作者:快码加编丶
陈升有些不敢相信。
“闲着也是闲着。”
艾遥眼神有些躲闪,想表现出潇洒的样子,单手把有些重量的文件夹递了过去。
陈升接过时,注意到她手上小鱼际那一块有一片密密麻麻的碳素墨水印子。
手长时间侧压在试卷上容易出现这种情况。
她不会一整天都在帮我整理错题吧?
“干嘛?”
艾遥看到陈升在发呆,直接把文件夹塞进他怀里:
“我是今天刚好有体育课,天气太热懒得去晒太阳,闲着没事才帮你赶工的。别想太多搁那自我感动哈!”
“艾遥,我滴超人!”
陈升热泪盈眶,就要给艾遥一个熊抱。
艾遥俏脸一红,一边嫌弃一边后撤,扬起小脸,轻哼一声:
“我是还你上次借我试卷的人情!你马上也要考试了,把这些生物错题吃透对你有帮助的!”
她没好气地飞了陈升一眼:
“我看你的错题,连唾液淀粉酶是蛋白质都不知道!还搞竞赛呢!”
“那都是我一年前的试卷了。懂不懂‘士别三日当刮目相待’?”
“你嘴皮子厉害我不跟你争,反正就看你这次月考能考几分!”
说完,她目光不受控制地瞟了瞟陈升的光头。
陈升比她高不少,剃了光头,眉宇间又多了几分痞气,室内的吊灯从他身后打过来,映出光头的轮廓,她整个人都笼罩在陈升的影子里,心中莫名升起一股让人心跳加速的压迫感。
仿佛心中的小鹿遇到了大灰狼,在胸腔里四处逃窜。
她意识到不妙,飞快把门关上。
“早点睡,别熬夜!”
艾遥清透的声音在门外走廊中回荡。
陈升完全没在意艾遥的表情变化,自顾自回到书房,打开文件夹,里面整整齐齐夹着十三张试卷,仔细一看,原来艾遥是先把错题剪下来,答案涂掉,然后按照高考生物的题型分布,一道道题贴上去,组成一张完整的试卷,然后再打印出来。

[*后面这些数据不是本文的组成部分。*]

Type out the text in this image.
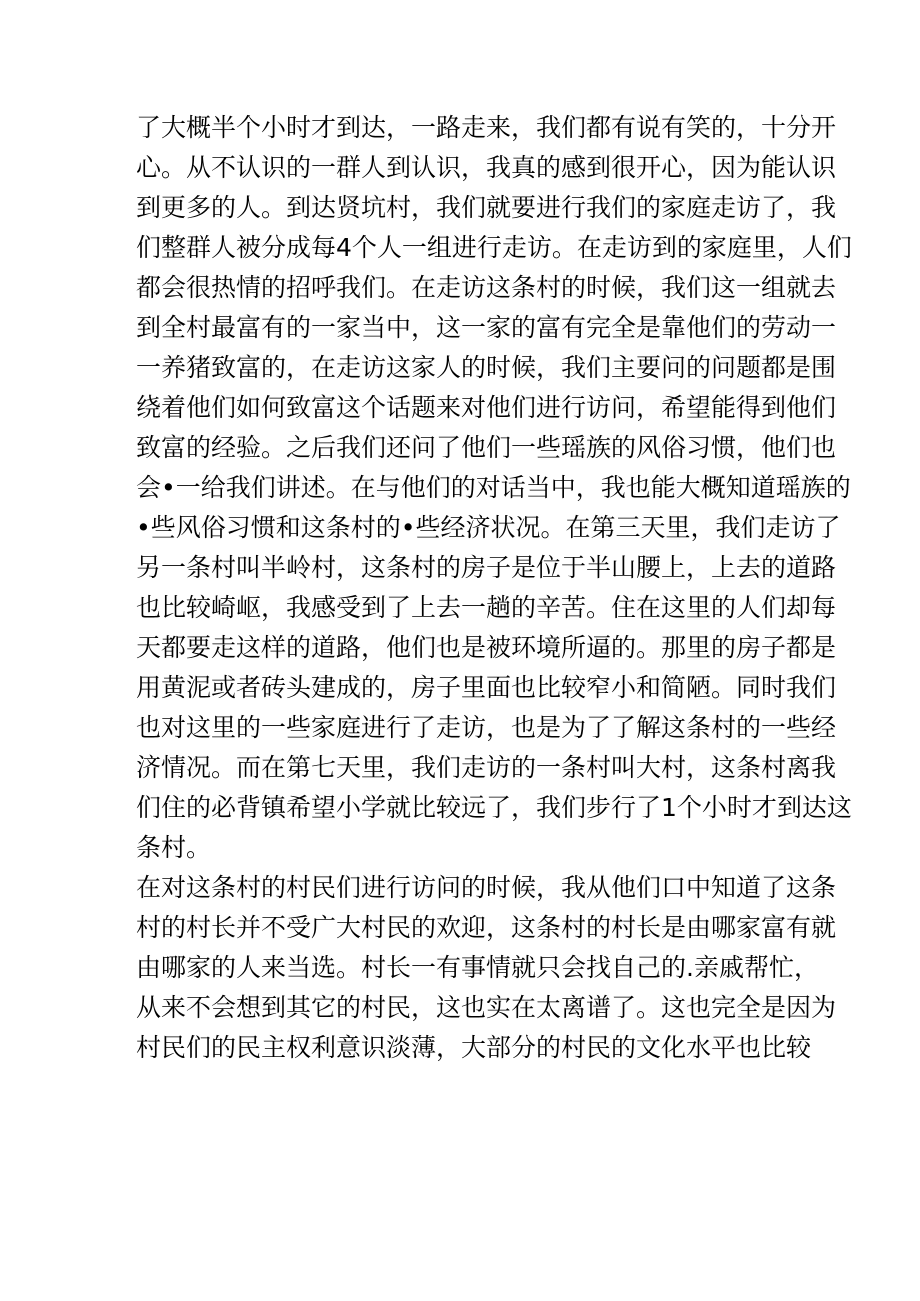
了大概半个小时才到达，一路走来，我们都有说有笑的，十分开
心。从不认识的一群人到认识，我真的感到很开心，因为能认识
到更多的人。到达贤坑村，我们就要进行我们的家庭走访了，我
们整群人被分成每4个人一组进行走访。在走访到的家庭里，人们
都会很热情的招呼我们。在走访这条村的时候，我们这一组就去
到全村最富有的一家当中，这一家的富有完全是靠他们的劳动一
一养猪致富的，在走访这家人的时候，我们主要问的问题都是围
绕着他们如何致富这个话题来对他们进行访问，希望能得到他们
致富的经验。之后我们还问了他们一些瑶族的风俗习惯，他们也
会•一给我们讲述。在与他们的对话当中，我也能大概知道瑶族的
•些风俗习惯和这条村的•些经济状况。在第三天里，我们走访了
另一条村叫半岭村，这条村的房子是位于半山腰上，上去的道路
也比较崎岖，我感受到了上去一趟的辛苦。住在这里的人们却每
天都要走这样的道路，他们也是被环境所逼的。那里的房子都是
用黄泥或者砖头建成的，房子里面也比较窄小和简陋。同时我们
也对这里的一些家庭进行了走访，也是为了了解这条村的一些经
济情况。而在第七天里，我们走访的一条村叫大村，这条村离我
们住的必背镇希望小学就比较远了，我们步行了1个小时才到达这
条村。
在对这条村的村民们进行访问的时候，我从他们口中知道了这条
村的村长并不受广大村民的欢迎，这条村的村长是由哪家富有就
由哪家的人来当选。村长一有事情就只会找自己的.亲戚帮忙，
从来不会想到其它的村民，这也实在太离谱了。这也完全是因为
村民们的民主权利意识淡薄，大部分的村民的文化水平也比较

难怪她刚刚穿的是运动鞋,原来是去小区楼下的文印店打印了。
不仅如此,陈升还发现有一部分题不是剪下来贴上去的,而是她手写上去的。
这些题有些难,陈升盯了好一会儿都没头绪,应该是她们学校老师原创的题。
阿弥陀佛!
原来是女施主加的餐啊!
好好好,就需要这么难的题!
陈升觉得等这一阵过去,有必要好好感谢一下艾遥。
他暂时放下试卷,继续做考公的行测题。
半夜三点,陈升看着桌面上59分的行测卷,又瞥了眼【已攻克困难试卷:17/81】提示框,陷入沉思。
果然我还是太有智慧了吗?
这才做了四张试卷,就已经快能及格了?
因为做完要把题目弄懂,陈升看解析的时候,摸到了一些图推和资料分析的技巧。
脑子!你知道的太多了!
这是不可抗力。
陈升合上试卷,捏了捏眉心。
他不敢继续做了。
万一下一张做及格了,相当于直接浪费了一个多小时。
他现在要做的是——
学会遗忘!
要不打把游戏?
这个念头刚一出来,就被超能力扼杀了。
陈升睁开眼,视线无意间扫过艾遥留下的那个黑色文件夹,心头猛地一跳:
我是不是可以换着科目做?
超能力只是给了他超强的专注力,并没有加强他的记忆力。
陈升没有多想,简单喝了口水,抽出那张被艾遥精心拼贴的错题卷,直接开始攻略。
果然,这错题卷做起来,有一种“她认识我,我不认识她”的胃痛感。
陈升做完,只有五十分。
我这几年都学了些啥啊?
他迅速把错题解析看完。
【已攻克困难试卷:18/81】
约莫四点二十,他睡下了。
为了养好精神,他定了七点一十的闹钟。
次日周三,他准时起来,到早餐店,除了给谭斌和秦纤云带的早餐外,他还买了两个大馒头留到中午吃,这样可以节约时间。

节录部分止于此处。